An algorithm that returns:
[]
is sorted, but wrong.
Also prove that the output is a permutation of the input.
Ignoring the Combine Step
The recursive calls may be correct, but the merge step can still lose elements, double-count values, or miss crossing cases.
Weak Invariants
An invariant such as:
some elements are sorted
is rarely useful.
State exactly which elements, where they came from, and what property they satisfy.
Missing Termination
A proof that assumes recursion finishes is incomplete.
Show that every recursive call makes progress.
Assuming Balanced Splits
Correctness usually does not require balanced splits.
Quick sort remains correct even with terrible pivots.
Balance affects performance, not correctness.
Testing as Proof Support
Testing does not replace proof, but it supports proof development.
For divide-and-conquer algorithms, test against a brute force implementation.
Example:
func TestCountInversions(t *testing.T) {
for trial := 0; trial < 10000; trial++ {
nums := randomSmallArray()
got := CountInversions(nums)
want := CountInversionsBrute(nums)
if got != want {
t.Fatalf("got %d, want %d, nums=%v",
got, want, nums)
}
}
}
Small randomized tests are effective because brute force is simple and trusted.
They often expose boundary errors before formal reasoning begins.
Discussion
Correctness proofs for divide-and-conquer algorithms are usually not mysterious.
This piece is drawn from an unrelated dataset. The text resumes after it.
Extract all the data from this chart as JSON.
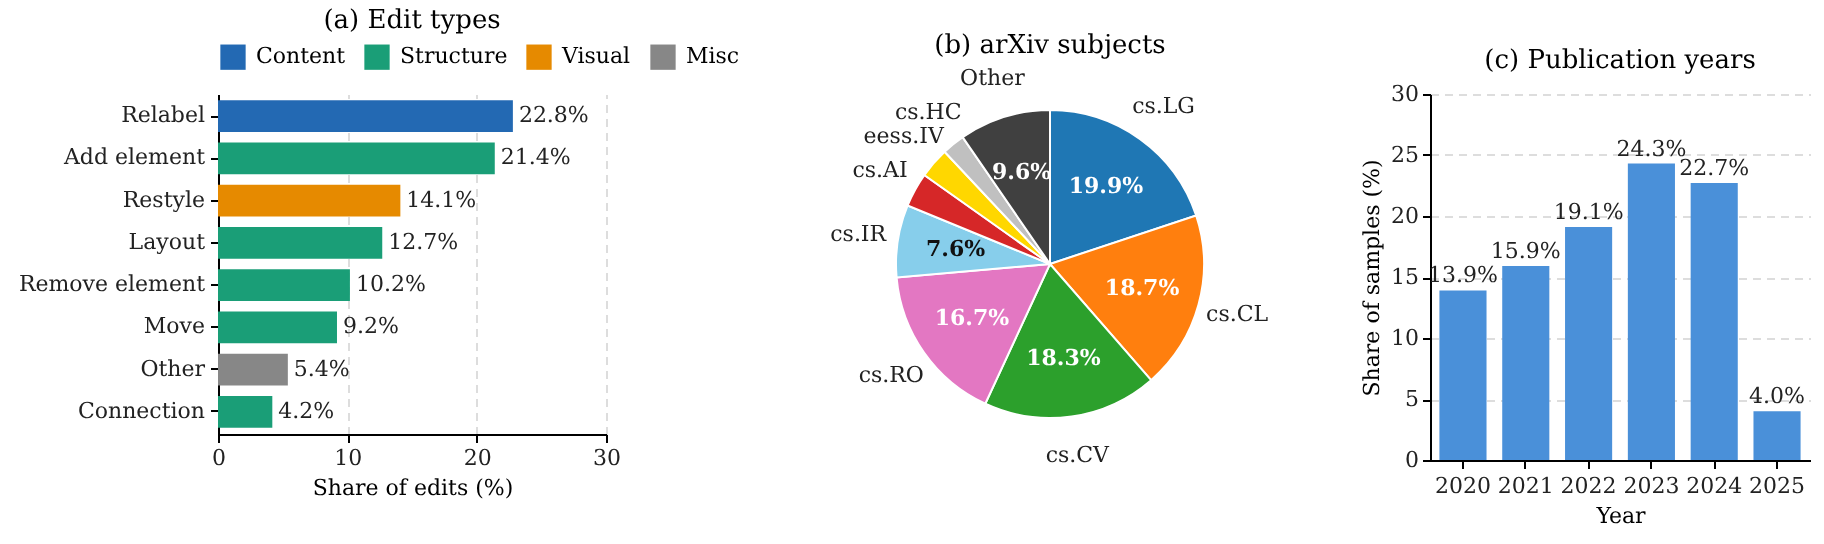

They are disciplined induction arguments. The base case handles small inputs. The inductive hypothesis handles recursive calls. The real work lies in proving that the combine step neither loses information nor introduces invalid information.
Once you recognize this structure, proofs become reusable. Merge sort, quick sort, binary search, closest pair, inversion counting, and selection all follow the same basic pattern. The details differ, but the proof skeleton remains stable: establish progress, assume correctness on smaller inputs, prove the local step, and conclude correctness for the whole input.